MyShrewsReviews: The Beekeeper of Aleppo
05 Apr 2023

My Shrewsbury reviewer Dave Ballinger is moved by a gripping and harrowing production of The Beekeeper of Aleppo at Theatre Severn, which tells the tale of a Syrian couple forced to flee their home and seek asylum in Britain. 

There are times when you go to the theatre for music. There are times when you go for laughter. There are times you go to escape the troubles of the modern world for a couple of hours.

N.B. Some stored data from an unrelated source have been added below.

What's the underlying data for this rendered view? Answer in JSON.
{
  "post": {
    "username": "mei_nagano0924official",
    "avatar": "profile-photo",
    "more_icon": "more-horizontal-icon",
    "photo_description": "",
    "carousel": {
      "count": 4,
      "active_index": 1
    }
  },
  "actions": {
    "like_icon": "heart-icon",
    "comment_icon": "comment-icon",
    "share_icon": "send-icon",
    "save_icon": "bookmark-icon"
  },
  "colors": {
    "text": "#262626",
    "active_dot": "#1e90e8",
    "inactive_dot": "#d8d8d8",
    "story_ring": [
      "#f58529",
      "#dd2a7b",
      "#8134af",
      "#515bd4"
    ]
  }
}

And then there is the odd occasion when a production can stop you in your tracks with a story that is so relevant to the world we live in that that it can’t be ignored. 
The adaptation of Christy Lefteri’s best-selling novel The Beekeeper of Aleppo at Theatre Severn in Shrewsbury this week is one of those times. It tells the story of Syrian couple Nuri and his wife Afra forced to flee their home in Aleppo after their simple family life is destroyed by war to seek asylum in Britain. 
It takes you behind the crass headlines about migrants in small boats to tell their story and explore the reasons for their flight from Syria via Turkey and Greece. Beekeeper Nuri (Alfred Clay) and artist wife Afra (Roxy Faridany) live an idyllic life with their son until the horrors of the civil war leaves them devastated and desperate to leave their beloved homeland. 
Nuri is the narrator, and must tell his story as he tries to come to terms with what has happened to his family and find a way to live again in the face of a confrontational and at times unhelpful asylum system. The story is at times gripping, devastating, poignant and harrowing.  
There is gentle humour from the Moroccan ‘geezer’ with his new-found love of tea with milk and a Union Jack sweatshirt who befriends them at the asylum centre in a heart-warming turn from Joseph Long as. 
The story is told with flashbacks to the horrors and dangers of their journey in small boats and stays in refugee camps and the characters they meet along the way – both good and bad. Backed by an ensemble cast who take on the roles of the myriad of characters, the production tells an uncomfortable tale of the modern world we live in. 
The setting is simple – reminding you of the ruins of Aleppo which is reinforced when an image of the devastation is projected onto the set. And yet there is hope at the end that the family might be able to come to terms with the devastation they have endured and learn to live again. 
A chap sat behind me whispered ‘Wow’ at the end of the production. It’s hard not to disagree having watched this compassionate tale about those who seek asylum.  I do also need to read the book now!